Уже на нашей станции мы расстались. Тони с Оленой пошли в бар. А мне позвонила Хён, и я пошел домой, болтая. Ей Миша тоже очень понравился. Она даже – хотя уже два раза вышла за пивом и готова была в принципе к сцене, решив все же обидеться – меня простила.
Одна из лучших вечеринок, правда, мне очень понравилось тогда.
На перекладных поездах до Kyoto Station. Kyoto Station – как огромный супермаркет. Многоэтажный. На нижних этажах бесконечные магазинчики и кафе. На средних – пересадки во все стороны, на самые пустые и дальние поезда. Между этажами – такие пролеты стекла, еле скрепленного стальными основами, что будто и стен нет. Стеклянная и крыша. Поднимаясь и пересаживаясь на бесконечных эскалаторах, мы на самом верхнем этаже – платформе скоростных синкансэнов. Морда такого поезда – что-то среднее между болидом Шумахера и вытянутым клювом хищной чайки в нырке за рыбой. Внутри – как в самолетном бизнес-классе, развозят еду и спящие с ноутбуками, кошкой на коленях свернувшимися, бизнесмены. Перед турникетами еще мы купили нашим бутылочки с подогретым кофе и французских сладких булок (Хён повертела в руках с сомнением – совсем не корейская еда, как можно есть столько этого хлеба?! – и убрала в рюкзак, пообещав попробовать дома) и распрощались. Они были горды – их мужчины едут на работу, их суженные снимаются в фильме на зависть всем подругам! Такими и разъехались, мирно щебеча и забыв старые выдохшиеся ссоры. Такого-то дела ради…

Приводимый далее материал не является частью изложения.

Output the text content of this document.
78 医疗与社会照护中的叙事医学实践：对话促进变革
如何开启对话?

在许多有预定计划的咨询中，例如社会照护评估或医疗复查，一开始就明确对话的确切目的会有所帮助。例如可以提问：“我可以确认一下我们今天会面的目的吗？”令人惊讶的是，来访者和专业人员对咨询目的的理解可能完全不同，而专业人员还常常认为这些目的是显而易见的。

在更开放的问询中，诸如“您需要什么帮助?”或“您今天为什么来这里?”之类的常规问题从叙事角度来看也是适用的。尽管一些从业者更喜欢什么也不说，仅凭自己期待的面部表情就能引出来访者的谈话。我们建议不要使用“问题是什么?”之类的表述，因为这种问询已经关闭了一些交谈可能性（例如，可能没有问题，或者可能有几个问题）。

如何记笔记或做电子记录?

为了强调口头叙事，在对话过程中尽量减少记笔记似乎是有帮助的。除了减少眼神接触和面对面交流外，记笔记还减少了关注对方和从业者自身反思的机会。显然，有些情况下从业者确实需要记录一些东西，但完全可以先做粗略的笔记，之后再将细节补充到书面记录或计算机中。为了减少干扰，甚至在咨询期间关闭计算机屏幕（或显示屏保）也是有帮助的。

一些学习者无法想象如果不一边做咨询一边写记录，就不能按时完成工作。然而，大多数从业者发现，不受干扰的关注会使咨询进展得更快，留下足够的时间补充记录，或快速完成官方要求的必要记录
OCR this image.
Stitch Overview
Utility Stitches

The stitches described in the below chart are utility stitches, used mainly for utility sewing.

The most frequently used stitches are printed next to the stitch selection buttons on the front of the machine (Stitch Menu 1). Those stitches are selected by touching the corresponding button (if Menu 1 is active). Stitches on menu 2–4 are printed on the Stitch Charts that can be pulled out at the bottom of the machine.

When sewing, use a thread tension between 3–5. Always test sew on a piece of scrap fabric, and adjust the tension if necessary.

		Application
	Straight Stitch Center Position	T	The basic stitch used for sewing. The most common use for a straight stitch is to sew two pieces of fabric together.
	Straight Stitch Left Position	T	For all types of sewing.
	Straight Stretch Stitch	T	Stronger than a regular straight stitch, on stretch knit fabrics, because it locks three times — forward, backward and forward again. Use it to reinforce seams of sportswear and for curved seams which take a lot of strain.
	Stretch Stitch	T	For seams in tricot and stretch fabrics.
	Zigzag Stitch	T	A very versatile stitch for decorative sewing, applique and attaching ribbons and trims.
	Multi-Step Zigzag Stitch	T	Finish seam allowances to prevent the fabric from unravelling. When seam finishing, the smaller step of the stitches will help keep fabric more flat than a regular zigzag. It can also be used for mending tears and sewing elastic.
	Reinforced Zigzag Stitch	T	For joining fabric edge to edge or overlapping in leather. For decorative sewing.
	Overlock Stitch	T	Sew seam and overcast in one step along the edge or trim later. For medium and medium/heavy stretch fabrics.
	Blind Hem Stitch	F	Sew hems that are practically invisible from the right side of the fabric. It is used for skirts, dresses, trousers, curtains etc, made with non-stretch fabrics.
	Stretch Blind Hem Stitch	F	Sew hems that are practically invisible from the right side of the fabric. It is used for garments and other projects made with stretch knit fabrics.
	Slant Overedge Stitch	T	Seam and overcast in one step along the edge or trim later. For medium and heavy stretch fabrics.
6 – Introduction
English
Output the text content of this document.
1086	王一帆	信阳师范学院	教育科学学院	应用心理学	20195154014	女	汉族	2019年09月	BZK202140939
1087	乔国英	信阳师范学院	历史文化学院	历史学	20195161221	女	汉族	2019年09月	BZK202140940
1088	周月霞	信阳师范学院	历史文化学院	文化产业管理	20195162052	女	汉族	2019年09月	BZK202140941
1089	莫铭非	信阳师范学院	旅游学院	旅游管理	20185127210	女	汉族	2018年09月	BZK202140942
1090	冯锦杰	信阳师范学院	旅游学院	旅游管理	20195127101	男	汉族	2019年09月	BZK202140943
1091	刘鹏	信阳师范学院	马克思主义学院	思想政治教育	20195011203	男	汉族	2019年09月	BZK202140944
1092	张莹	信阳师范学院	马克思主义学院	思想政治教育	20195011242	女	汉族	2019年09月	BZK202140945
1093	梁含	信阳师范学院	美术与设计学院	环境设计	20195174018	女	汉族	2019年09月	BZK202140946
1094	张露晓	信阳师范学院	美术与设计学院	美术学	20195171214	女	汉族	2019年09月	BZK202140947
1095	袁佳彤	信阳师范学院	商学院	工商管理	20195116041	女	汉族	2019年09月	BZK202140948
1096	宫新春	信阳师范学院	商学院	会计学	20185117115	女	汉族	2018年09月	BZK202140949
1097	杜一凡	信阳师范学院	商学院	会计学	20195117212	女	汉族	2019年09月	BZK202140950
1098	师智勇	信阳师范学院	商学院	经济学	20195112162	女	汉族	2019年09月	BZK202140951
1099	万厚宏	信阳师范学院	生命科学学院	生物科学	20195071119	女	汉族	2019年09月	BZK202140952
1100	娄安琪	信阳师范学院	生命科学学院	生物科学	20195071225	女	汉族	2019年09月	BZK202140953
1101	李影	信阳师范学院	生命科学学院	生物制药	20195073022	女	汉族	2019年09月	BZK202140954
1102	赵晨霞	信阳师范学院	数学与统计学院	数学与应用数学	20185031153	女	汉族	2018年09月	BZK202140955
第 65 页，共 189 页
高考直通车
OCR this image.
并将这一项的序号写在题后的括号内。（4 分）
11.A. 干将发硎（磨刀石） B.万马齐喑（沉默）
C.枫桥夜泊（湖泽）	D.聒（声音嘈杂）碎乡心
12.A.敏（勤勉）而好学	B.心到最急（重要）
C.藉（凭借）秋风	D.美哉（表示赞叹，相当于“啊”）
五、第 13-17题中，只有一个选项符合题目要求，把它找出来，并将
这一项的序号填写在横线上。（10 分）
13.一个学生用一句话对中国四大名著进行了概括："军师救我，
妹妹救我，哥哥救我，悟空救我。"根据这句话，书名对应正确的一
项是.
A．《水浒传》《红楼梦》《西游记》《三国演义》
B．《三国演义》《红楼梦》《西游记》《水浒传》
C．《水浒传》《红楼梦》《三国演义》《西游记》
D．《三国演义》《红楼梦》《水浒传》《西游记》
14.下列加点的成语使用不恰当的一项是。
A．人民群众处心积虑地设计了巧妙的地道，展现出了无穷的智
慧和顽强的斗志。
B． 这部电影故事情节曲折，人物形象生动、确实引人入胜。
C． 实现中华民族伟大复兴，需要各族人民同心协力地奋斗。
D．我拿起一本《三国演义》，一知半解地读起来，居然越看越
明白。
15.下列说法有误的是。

На перроне в Фукуяме сходим одни мы. В здании станции – опять кафе, европейские сандвичи, бесконечные ряды coinlockers и лотков с китайскими амулетами и сувенирами на сейле.
Компанию русских под предводительством щуплого японца в до пят дутой белой куртке видим сразу. Не узнать – невозможно. Господи, как же нас такими делают наши милые добрые мамы и старые интеллигентные папы, что нашу рожу везде и всегда узнаешь?..
Японец нас регистрирует. А когда подошли последние с поезда, все пошли в магазин. Еще даже не познакомившись… Но уговорившись – с каждого по бутылке водки. Назло всем мы с Тони покупаем джин.
Опасливо пихаясь в темноту фарами, автобус едет к отелю. Скоро город заканчивается. Потом и деревня. Только поля и бесконечные горы. Редкие, как волосы на лысине, дома начинаются только ближе к отелю. Который у самого моря, крутой (фото Императорской семьи среди почетных постояльцев) и сейчас, ранней весной, совсем пустой.
Нас вселяют вместе с Тони. И через полчаса уже в нескольких номерах сдвинуты привинченные к полу кровати, натащены стулья, дым выползает из-под двери в коридор, а между кроватей стулья. С картами и водкой. И эти разговоры… Эти разговоры, как достала Япония. Как кто жил в России. И про Чечню. Боже, как я ненавижу эти разговоры, эту гитару, эти тосты желающих всего-всего друг другу только что знакомых людей… Больше я на эти еженощные попойки не хожу. За это со мной не сразу здороваются утром на завтраке. Лежу по вечерам в номере и читаю Дадзая. Дадзай, про которого один критик сказал: «Он был бы счастлив, если бы мог просто перестать существовать». Дадзай, который написал: «Я еще в детстве заметил, что если женщина собирается заплакать, надо просто дать ей чего-нибудь сладкого. Она тут же успокоится». А Тони, кстати, исправно ходил каждый вечер. Потерявший было, как и я, свою русскую identity, он ее быстро нашел. В этих прокуренно-пропитых пьяных русских базарах. А эти рубленые рожи из Владика, выпивавшие по литру за раз, нашли в милом интеллигентном и в общем-то не пьющем Тони своего. И еще долго звали его на всякие вечеринки в Осаке и Кобэ!..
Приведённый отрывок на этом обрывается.